NCIX DATA BREACH

Travis Doering - 9/18/2018, 9:32 PM

SKIP TO DATABASE DETAILS

Millions of Canadian and American consumers are now at risk thanks to a series of shady backroom deals that have resulted in records detailing 15 years of business being sold.

Data Broker, a title that you likely associate with two common scenarios. The first being legal companies that focus on collecting, collating and analyzing data that is commonly used for insights and or making data driven behavior change. The second scenario is the the illegal sale of data, often conducted via shady online deals in which data is sold without consent via private forums or through public offerings conducted via online marketplaces. In the first legal scenario data companies often mine publicly accessible data, and strike deals to acquire private consumer data from third parties. Thanks to the use of terms of use agreements that allow companies sporting valuable consumer data to transfer that data to third parties with consent. In the second illegal option the data is commonly acquired by blackhat hackers and is the spoils of data breaches. Often the data is sold and used by organized crime or individual actors looking to profit from it via identity theft or cashing out financial data. Those two common scenarios aside, there is also an industry of grey market data sales being exploited by both sides that exists in between the black and white world of legal corporate deals and the illegal online trafficking of stolen data.
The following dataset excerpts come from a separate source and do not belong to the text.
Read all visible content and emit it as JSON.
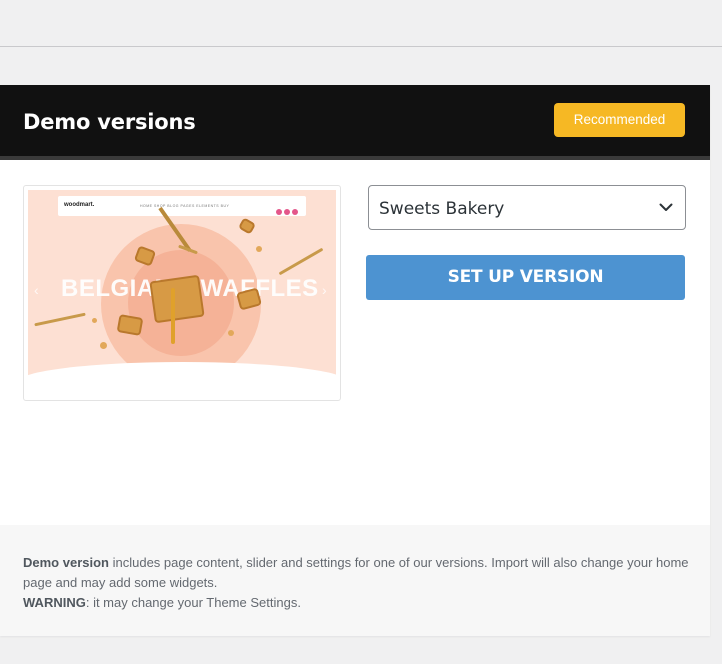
{
  "panel": {
    "title": "Demo versions",
    "badge": "Recommended"
  },
  "preview": {
    "logo": "woodmart.",
    "nav_links": "HOME  SHOP  BLOG  PAGES  ELEMENTS  BUY",
    "login_text": "LOGIN / REGISTER",
    "hero_word_1": "BELGIAN",
    "hero_word_2": "WAFFLES",
    "colors": {
      "background": "#fde0d3",
      "circle": "#f9c4ac",
      "accent": "#e4568a"
    }
  },
  "demo_select": {
    "value": "Sweets Bakery",
    "icon": "chevron-down-icon"
  },
  "setup_button": {
    "label": "SET UP VERSION",
    "color": "#4d93d1"
  },
  "footer": {
    "strong_1": "Demo version",
    "text_1": " includes page content, slider and settings for one of our versions. Import will also change your home page and may add some widgets.",
    "strong_2": "WARNING",
    "text_2": ": it may change your Theme Settings."
  },
  "colors": {
    "header_bg": "#111111",
    "badge_bg": "#f6b824"
  }
}
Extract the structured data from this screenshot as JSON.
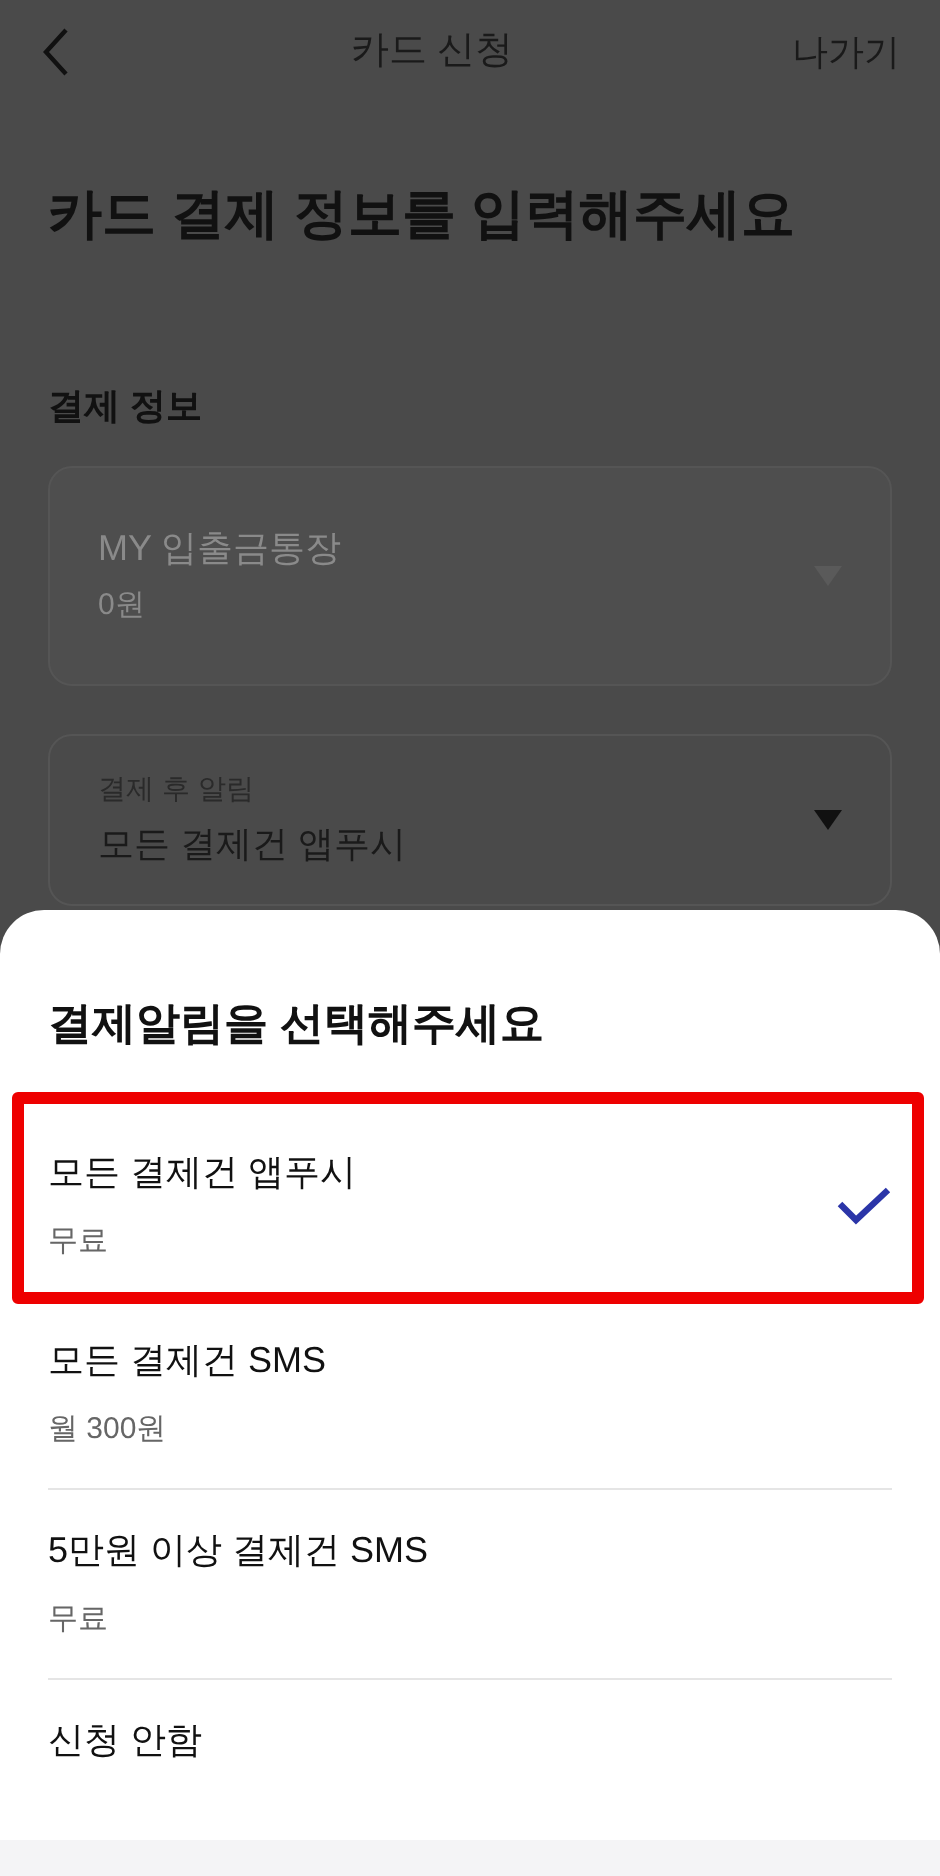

Maintaining a profitable business is a fragile balance of risk and reward and unfortunately many companies have disappeared into bankruptcy as of late. As we established above company’s value data and retain an alarming amount of personal information, whether it be destined for internal use or for sale to a third party. The retention of that data should make you ask an important question. What happens to it when a company’s assets are sold off? The answer can be complicated, as any sale of data is supposed to be determined by individual privacy policies, 3rd party agreements and regional laws. Radio Shack discovered just how complicated in 2015 when it attempted to sell its customer database and was later forced to destroy a sizable portion of it, but unfortunately the transparency and oversite that existed in Radio Shack’s case is often an abnormality rather than the standard. Thanks primarily to a dangerous combination of lazy IT policies and reckless sales practices that have resulted in databases being regularly purchased and resold in shady unrestricted deals by data brokers. The following editorial will take you inside one of those shadowy deals and shine a light upon their behavior in a series of dangerous warehouse meetings involving hacking, corporate espionage, and foreign buyers.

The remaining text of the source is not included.